An den parteiinternen Zwistigkeiten sind aber nach Meinung von Frankreich-Experte Uterwedde nicht so sehr Sarkozys Strategiespielchen schuld, sondern vielmehr Fehler der PS in der Vergangenheit: "Die Erneuerung der Partei - programmatisch wie auch strategisch - ist fünf Jahre lang versäumt worden. Das kommt jetzt ans Tageslicht. Wenn die Sozialisten diese Parlamentswahlen verlieren werden, dann haben sie es sich weitgehend selbst zuzuschreiben."

Ist die Strategie der "pluralen Linken" nun passé?

In der Tat stehen die Chancen für den PS bei der Wahl zur Assemblée Nationale, die in zwei Runden am 10. und 17. Juni stattfinden wird, schlecht: Einer Studie des Instituts BVA zufolge kämen die Sozialisten auf gerade einmal 151 bis 200 Sitze, die konservative Regierungspartei UMP dagegen auf bis zu 380 Abgeordnete. Für eine absolute Mehrheit sind 289 der 577 Sitze erforderlich. Die Kommunisten könnten mit bis zu 21 Abgeordneten möglicherweise erneut in Fraktionsstärke im Unterhaus des Pariser Parlaments sitzen.

Richtig übel sieht es derweil für die Grünen aus: Sie dürften gerade einmal einen oder zwei Abgeordnete stellen. Wegen des auch für die Parlamentswahl geltenden Mehrheitswahlrechts in Frankreich sind die Klein- und Kleinst-Parteien auf Absprachen angewiesen. Grünen-Sprecher Yann Wehrling bedauerte aber unlängst, die PS sei nicht bereit, eine ausreichende Anzahl von Grünen-Kandidaten zu unterstützen und rücke damit von ihrer Strategie einer "pluralen Linken" ab.

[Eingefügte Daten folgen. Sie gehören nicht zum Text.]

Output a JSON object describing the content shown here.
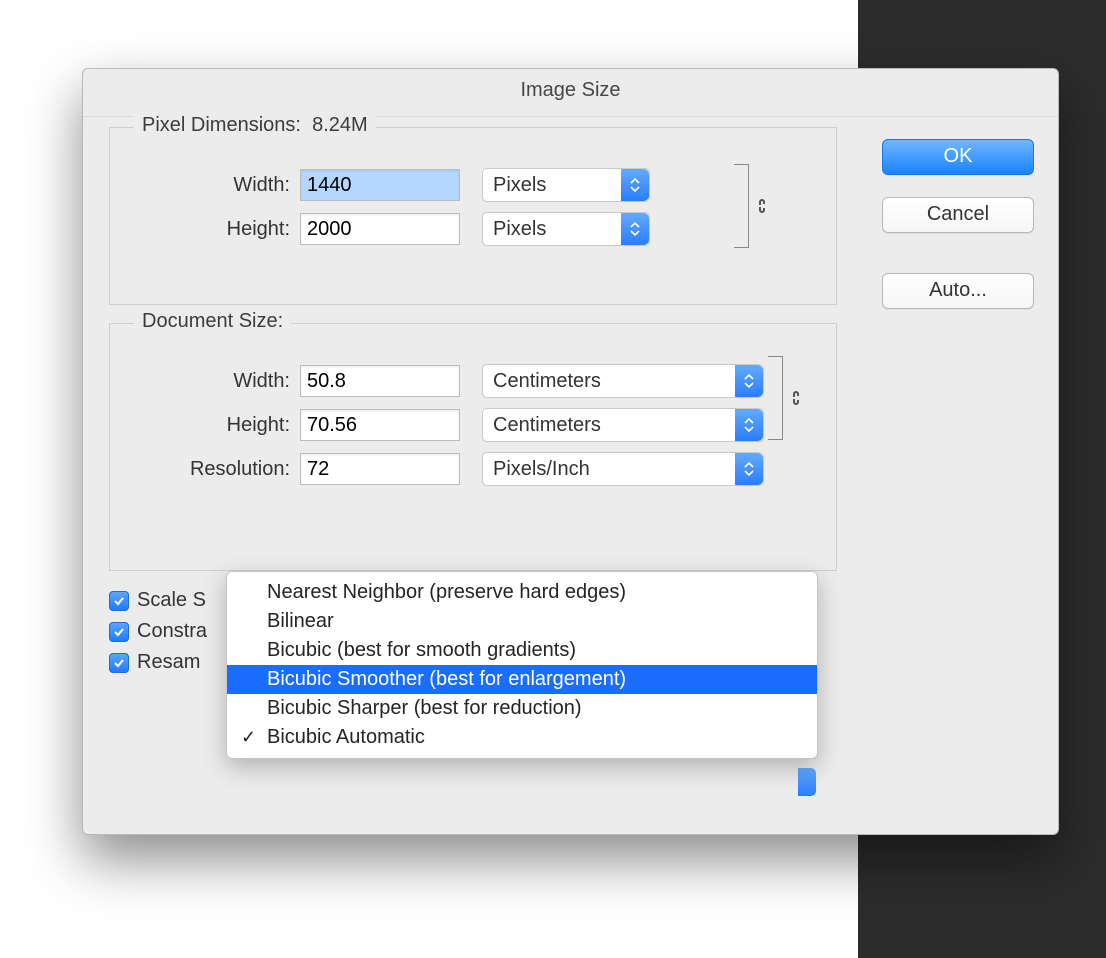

Adieu Sozialisten bis 2012?

Prof. Dr. Henrik Uterwedde, stellvertretender Direktor des DFI
Prof. Dr. Henrik Uterwedde, stellvertretender Direktor des DFIBild: Deutsch-Französisches Institut

Damit entpuppen sich auch die Grünen als Leidtragende des Richtungsstreits in der sozialistischen Partei. Grüne und Kommunisten brächten einfach zu wenig auf die Waagschale, um die Linke in Frankreich mehrheitsfähig machen zu können, glaubt Frankreich-Experte Uterwedde. In der PS werden deshalb mittlerweile gar Absprachen mit Bayrous Mouvement démocrate und damit die Optionen eines Mitte-Links-Bündnisses offen diskutiert.

Sollten die Demoskopen Recht behalten, dürften die Sozialisten die für eine strategische Neuausrichtung nötige Zeit schon bald vom Wähler eingeräumt bekommen. "Sarkozys neue Regierung wird eine klare Mehrheit im Parlament bekommen. Alles andere wäre eine faustdicke Überraschung", glaubt Uterwedde und betont: "Der nächste Horizont für die Sozialisten ist 2012."